Chapter 6
CLOVER
When somebody hands you the keys to a room they built, they are not being generous. They are handing you a longer rope.
I understood this completely, and I took the rope anyway, because that's the job.
Two big events were happening today to further the mission to build this body diverse dance and cheer squad. Neither of them included my date with Cat Daddy tonight.
I was using every bit of my finely honed sorority girl skills and every corner of my trained engineering brain to manage all three things. I was only partly succeeding.
The one I felt the most confident about was the content shoot this afternoon.
Gabi and I wanted the launch video shot before the weekend so the program could get some notice as soon as possible.
The sooner the community heard about the new body-diverse squad mission, the more women we could reach and hopefully encourage to try out. I knew they were out there.
If a woman like me had pursued dance, there had to be more who existed and had exactly the skill I needed to make this a success. It was a matter of convincing them this was the real deal and not some frat-style prank.

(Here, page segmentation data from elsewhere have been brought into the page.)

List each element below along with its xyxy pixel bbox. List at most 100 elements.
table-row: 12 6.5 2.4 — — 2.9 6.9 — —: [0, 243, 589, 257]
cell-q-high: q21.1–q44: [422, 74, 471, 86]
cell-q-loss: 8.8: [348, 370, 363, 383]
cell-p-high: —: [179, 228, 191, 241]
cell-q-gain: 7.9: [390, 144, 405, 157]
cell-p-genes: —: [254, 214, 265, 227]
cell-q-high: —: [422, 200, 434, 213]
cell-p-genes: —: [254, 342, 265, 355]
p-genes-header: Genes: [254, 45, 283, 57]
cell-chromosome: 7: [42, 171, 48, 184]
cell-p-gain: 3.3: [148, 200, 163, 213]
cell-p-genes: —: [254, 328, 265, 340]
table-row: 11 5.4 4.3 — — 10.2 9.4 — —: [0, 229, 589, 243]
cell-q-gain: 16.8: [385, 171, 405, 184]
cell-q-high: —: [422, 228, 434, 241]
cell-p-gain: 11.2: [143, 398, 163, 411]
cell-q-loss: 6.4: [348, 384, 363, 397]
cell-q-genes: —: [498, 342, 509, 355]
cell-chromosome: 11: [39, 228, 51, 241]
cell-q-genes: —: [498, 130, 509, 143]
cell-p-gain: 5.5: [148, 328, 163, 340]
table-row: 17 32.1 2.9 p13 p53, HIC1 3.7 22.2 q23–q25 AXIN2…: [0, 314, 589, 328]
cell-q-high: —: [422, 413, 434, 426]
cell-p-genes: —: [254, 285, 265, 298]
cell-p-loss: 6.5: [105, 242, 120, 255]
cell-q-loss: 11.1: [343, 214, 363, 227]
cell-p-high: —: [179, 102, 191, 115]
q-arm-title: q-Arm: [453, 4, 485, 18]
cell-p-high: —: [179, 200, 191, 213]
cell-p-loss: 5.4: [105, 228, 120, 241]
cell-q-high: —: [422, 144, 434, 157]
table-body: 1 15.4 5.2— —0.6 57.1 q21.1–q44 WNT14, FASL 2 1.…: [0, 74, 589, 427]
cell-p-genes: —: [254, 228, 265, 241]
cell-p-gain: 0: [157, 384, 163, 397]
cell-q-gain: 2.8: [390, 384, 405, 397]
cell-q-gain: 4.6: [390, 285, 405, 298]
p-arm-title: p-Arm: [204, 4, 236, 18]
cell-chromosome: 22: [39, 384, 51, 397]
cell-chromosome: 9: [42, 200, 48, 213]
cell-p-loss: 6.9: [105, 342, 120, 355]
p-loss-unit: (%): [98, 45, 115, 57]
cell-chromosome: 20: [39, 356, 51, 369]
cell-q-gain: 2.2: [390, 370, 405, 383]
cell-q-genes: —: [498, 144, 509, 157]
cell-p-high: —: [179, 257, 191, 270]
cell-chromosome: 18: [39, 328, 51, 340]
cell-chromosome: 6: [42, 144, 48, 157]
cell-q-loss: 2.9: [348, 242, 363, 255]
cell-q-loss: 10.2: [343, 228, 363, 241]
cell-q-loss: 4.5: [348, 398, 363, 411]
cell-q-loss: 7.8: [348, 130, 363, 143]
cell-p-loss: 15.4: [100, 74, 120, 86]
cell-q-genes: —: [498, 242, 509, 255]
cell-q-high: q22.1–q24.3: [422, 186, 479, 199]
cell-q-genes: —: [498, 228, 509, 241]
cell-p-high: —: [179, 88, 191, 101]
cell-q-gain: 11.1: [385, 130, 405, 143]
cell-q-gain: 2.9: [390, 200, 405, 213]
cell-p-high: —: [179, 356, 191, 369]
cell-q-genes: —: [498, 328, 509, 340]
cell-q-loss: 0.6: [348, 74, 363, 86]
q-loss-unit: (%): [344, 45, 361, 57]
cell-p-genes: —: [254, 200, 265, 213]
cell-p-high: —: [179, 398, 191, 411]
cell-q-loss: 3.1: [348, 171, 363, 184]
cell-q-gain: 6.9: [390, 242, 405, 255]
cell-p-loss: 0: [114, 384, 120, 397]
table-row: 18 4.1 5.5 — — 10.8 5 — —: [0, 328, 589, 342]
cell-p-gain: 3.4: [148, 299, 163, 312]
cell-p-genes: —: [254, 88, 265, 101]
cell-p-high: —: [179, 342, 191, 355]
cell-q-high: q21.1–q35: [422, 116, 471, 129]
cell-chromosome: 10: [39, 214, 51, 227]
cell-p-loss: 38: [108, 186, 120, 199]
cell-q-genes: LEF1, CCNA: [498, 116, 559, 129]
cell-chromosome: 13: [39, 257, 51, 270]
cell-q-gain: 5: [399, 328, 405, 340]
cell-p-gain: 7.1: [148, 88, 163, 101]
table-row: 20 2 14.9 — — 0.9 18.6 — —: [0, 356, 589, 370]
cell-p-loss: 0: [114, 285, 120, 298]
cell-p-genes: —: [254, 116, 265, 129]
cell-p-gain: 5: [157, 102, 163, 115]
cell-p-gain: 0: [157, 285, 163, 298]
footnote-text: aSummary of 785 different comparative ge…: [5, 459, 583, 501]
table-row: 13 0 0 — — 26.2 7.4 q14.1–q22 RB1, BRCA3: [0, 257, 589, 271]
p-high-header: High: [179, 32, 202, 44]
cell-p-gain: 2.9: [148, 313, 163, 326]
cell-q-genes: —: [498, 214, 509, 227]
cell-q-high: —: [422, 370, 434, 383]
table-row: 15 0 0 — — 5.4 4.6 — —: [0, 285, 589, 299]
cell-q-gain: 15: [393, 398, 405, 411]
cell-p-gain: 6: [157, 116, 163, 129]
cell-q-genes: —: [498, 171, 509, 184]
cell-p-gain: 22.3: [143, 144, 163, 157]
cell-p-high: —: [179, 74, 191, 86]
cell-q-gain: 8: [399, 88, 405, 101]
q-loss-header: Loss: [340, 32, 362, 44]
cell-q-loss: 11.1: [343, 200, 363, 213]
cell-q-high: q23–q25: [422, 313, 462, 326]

Wednesday morning I'd sat in a folding chair at the back of Studio Loretta and watched Zahra Smith run this studio like the successful black woman that she was. But Zahra and Loretta’s was so much more than that.
I'd realized two things. One, that the Tigers Dance Squad's lead captain not only ran a Black-girl dance studio in a lower-middle class suburb I’d only just heard of called Avondale, but that she was the kind of community I needed.
Two, that I was being tested to see if I was going to be allowed into that community at all.
What I had not expected was the text that came Wednesday night.
Zahra: You want to recruit real Cincinnati women? The ones who aren’t sure they belong on a team like the Tigerettes, but do? I'm saying maybe.
Maybe. Not yes. From Zahra, maybe was a whole paragraph.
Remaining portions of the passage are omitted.